- Theatrical release poster
- Directed by: Da Peng
- Screenplay by: Da Peng Su Biao
- Starring: Da Peng Mabel Yuan Liu Yan
- Cinematography: Danny Chen
- Edited by: Tu Yiran
- Music by: Zhao Yingjun
- Production companies: Wanda Pictures Tianjin Golden Fox Culture New Classics Media
- Release dates: 16 June 2015 (SIFF); 17 July 2015 (China);
- Running time: 113 minutes
- Country: China
- Language: Mandarin
- Budget: US$12.9 million
- Box office: US$187 million

= Jian Bing Man =

Jian Bing Man (煎饼侠 (Jiān Bǐng Xiá)) is a 2015 Chinese superhero parody film directed, written and also starring Da Peng, Mabel Yuan and Liu Yan. The film also features Jean-Claude Van Damme. The plot follows the story of a poor street food vendor (Da Peng) who gains superpowers from his pancakes (jian bing). The film was a commercial success.

== Plot ==
Da Peng plays a version of himself in the film. Da Peng has gained fame and fortune through his hit web TV series, Diors Man, and now wants to propose to his fiancée, Amber Kuo. In order to buy a ten million dollar ring for her, Da Peng accepts a deal from gangster boss Brother Hai, who wants Da Peng to make a movie starring Brother Hai's girlfriend, an actress named Du Xiaoxiao. Da Peng successfully buys the ten million dollar ring, but before he manages to propose, he gets involved in a bar fight. The resulting scandal not only costs him his reputation and job, it also causes him to lose the ring. After hearing the news, Amber breaks up with him as well. Brother Hai chases Da Peng, demanding his money back. Da Peng saves himself by explaining that he has already contacted Du Xiaoxiao and is using the ten million dollars for production. Pleased with this news, Brother Hai lets him off, on the condition that this movie is successfully made.

Now forced to make the movie, Da Peng recruits Xiaoxiao, his personal assistant Pan, background actor Ma Tao and paparazzi photographer Hu. Da Peng tells them about the script he wrote, named "Jian Bing Man" (Pancake Man). The titular character is a superhero who fights against a large global crime organization that has kidnapped many people, including his beloved. Because he does not actually have money to hire any well-known actors, Da Peng sets various actors up in situations resembling the scenarios in the script, and gets them to unknowingly act out his story, all while secretly filming them. He successfully shoots scenes with many actors like Sandra Ng, Eric Tsang, Yue Yunpeng and Deng Chao, all of them oblivious to their plot. As the filming progresses, Da Peng reveals to his crew that "Jian Bing Man" is not just a simple film, but a story based on his childhood dream of becoming a superhero.
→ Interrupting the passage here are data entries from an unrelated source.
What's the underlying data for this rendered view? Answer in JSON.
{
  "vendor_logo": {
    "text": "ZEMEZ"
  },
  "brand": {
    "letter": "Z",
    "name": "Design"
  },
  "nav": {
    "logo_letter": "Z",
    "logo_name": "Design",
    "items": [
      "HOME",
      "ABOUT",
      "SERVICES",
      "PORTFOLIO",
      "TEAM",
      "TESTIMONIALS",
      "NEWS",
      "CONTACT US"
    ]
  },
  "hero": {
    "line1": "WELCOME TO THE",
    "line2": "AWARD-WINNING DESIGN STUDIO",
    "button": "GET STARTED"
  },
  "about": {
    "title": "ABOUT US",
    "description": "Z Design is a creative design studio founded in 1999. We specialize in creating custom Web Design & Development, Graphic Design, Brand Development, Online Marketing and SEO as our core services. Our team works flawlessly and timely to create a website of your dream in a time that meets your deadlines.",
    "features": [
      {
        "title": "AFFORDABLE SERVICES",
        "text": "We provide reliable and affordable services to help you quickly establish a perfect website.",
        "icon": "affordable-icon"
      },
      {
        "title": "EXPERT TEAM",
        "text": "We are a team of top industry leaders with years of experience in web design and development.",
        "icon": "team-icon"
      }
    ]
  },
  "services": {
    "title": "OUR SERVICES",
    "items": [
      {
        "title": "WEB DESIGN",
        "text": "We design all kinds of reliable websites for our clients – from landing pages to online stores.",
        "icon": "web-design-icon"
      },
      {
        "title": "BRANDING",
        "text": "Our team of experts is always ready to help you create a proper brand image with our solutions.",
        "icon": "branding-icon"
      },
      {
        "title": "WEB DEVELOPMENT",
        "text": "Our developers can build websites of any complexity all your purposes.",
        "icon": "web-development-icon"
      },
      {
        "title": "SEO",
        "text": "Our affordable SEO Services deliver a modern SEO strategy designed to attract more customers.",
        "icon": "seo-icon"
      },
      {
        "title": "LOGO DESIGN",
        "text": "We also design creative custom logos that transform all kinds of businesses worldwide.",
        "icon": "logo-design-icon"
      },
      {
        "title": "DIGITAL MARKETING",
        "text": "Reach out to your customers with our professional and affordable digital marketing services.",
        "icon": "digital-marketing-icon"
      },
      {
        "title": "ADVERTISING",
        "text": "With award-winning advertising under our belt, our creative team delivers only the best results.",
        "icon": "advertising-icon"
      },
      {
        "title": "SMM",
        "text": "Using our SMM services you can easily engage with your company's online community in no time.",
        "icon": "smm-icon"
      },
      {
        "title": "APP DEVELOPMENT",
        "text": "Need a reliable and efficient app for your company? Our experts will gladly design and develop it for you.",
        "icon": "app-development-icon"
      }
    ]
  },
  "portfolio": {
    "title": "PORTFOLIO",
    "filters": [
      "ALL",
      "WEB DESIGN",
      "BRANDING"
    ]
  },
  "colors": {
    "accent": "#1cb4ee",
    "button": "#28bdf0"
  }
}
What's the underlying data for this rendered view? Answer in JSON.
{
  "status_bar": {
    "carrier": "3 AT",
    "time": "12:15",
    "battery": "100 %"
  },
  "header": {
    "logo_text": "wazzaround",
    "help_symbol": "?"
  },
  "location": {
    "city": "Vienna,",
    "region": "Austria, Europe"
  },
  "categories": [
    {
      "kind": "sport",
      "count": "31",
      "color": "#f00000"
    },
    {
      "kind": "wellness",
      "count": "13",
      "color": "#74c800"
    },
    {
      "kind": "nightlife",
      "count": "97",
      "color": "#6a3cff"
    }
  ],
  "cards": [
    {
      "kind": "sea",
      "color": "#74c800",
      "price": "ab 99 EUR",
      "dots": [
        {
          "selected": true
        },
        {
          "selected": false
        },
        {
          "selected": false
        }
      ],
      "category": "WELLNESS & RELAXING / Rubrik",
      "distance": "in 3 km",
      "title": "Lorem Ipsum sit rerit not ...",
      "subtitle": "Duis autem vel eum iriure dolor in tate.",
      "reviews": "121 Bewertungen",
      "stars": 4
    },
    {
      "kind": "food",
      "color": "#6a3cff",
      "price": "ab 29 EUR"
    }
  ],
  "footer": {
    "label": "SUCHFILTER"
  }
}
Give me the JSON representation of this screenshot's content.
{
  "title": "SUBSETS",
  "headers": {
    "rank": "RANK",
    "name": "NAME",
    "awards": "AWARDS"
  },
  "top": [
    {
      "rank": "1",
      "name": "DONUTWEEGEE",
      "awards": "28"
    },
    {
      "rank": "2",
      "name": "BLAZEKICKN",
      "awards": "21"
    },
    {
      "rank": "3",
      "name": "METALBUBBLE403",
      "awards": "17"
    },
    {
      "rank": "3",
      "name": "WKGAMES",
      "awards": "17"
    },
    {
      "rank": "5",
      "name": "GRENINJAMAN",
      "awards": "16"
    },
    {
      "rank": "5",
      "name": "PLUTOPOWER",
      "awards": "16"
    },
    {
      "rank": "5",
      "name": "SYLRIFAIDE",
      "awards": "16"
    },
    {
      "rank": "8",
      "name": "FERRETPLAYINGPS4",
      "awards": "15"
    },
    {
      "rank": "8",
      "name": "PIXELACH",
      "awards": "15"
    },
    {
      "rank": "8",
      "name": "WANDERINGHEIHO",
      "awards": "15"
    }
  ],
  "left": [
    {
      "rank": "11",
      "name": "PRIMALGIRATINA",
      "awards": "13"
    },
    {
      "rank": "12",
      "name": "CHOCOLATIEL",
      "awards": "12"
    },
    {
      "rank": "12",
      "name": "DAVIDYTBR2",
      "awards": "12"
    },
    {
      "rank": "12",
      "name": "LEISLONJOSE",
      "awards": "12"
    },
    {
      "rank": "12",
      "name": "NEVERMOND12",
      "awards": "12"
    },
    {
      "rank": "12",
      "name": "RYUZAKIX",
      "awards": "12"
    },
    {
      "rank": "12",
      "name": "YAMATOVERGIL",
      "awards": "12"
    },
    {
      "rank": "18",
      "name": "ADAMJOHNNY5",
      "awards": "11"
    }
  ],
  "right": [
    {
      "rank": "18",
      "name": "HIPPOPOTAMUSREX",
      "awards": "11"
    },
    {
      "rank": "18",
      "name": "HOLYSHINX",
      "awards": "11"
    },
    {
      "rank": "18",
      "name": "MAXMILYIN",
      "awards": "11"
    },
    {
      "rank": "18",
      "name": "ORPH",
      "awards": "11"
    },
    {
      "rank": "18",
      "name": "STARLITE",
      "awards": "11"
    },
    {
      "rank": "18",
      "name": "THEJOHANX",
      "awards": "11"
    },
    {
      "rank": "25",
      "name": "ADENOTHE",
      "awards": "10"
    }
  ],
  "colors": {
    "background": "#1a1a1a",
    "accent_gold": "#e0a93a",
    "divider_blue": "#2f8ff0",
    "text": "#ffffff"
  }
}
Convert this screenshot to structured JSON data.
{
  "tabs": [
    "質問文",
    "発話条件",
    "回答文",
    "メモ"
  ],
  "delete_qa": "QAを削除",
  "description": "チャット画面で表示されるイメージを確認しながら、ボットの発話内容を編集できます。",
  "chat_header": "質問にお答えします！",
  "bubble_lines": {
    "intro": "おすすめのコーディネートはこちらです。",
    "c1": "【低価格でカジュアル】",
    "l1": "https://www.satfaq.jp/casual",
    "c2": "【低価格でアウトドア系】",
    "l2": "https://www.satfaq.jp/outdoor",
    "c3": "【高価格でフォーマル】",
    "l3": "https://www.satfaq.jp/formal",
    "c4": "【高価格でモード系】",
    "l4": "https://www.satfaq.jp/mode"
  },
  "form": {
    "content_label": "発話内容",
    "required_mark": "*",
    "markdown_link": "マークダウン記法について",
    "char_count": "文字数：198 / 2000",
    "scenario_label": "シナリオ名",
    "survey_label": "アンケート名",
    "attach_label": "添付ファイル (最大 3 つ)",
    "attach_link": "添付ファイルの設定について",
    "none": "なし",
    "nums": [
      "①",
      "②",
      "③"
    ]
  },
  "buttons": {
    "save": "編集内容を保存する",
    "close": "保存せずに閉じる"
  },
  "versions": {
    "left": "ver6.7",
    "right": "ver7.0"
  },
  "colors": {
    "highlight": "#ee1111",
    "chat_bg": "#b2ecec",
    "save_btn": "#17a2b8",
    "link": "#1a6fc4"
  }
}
Motivated by his dedication, the crew continue with filming and vow to make this movie a success.

Da Peng manages to save his reputation by bravely stopping an armed robbery, mistaking it for a scene of his film. He also finds the missing ring and uses it to pay off his debt to Brother Hai. Da Peng's former entertainment company contacts him and wishes to hire him again, but warns him against continuing to shoot "Jian Bing Man". Because he did not receive consent from any of the actors that were secretly filmed, Da Peng will face serious lawsuits if he releases the film for commercial purposes. Da Peng decides to cease all production of the film and disband the crew. The film crew are extremely disappointed by his decision, and accuse him of cowardice. Da Peng is uncertain of what he should do, but is encouraged by his best friend Liu Yan to continue pursuing his dream.

Da Peng successfully finishes filming "Jian Bing Man" with the help of various celebrities, include several additional stars like Jean-Claude Van Damme, Ekin Cheung and Jordan Chan, who were idols that his crew dreamed of meeting. The various celebrities all congratulate Da Peng on his movie, and tells him that although the movie cannot be screened, he can rewrite it into new film about the making of this movie, and if he was to do that, the celebrities would be happy to work with him again.

==Reception==

===Box office===
The film earned at the Chinese box office.

===Critical response===

Film critic Avi Offer of The NYC Movie Guru gave the film a score of 8/10, calling it "A refreshing, fun, imaginative and amusing comedy worth seeing with a large audience".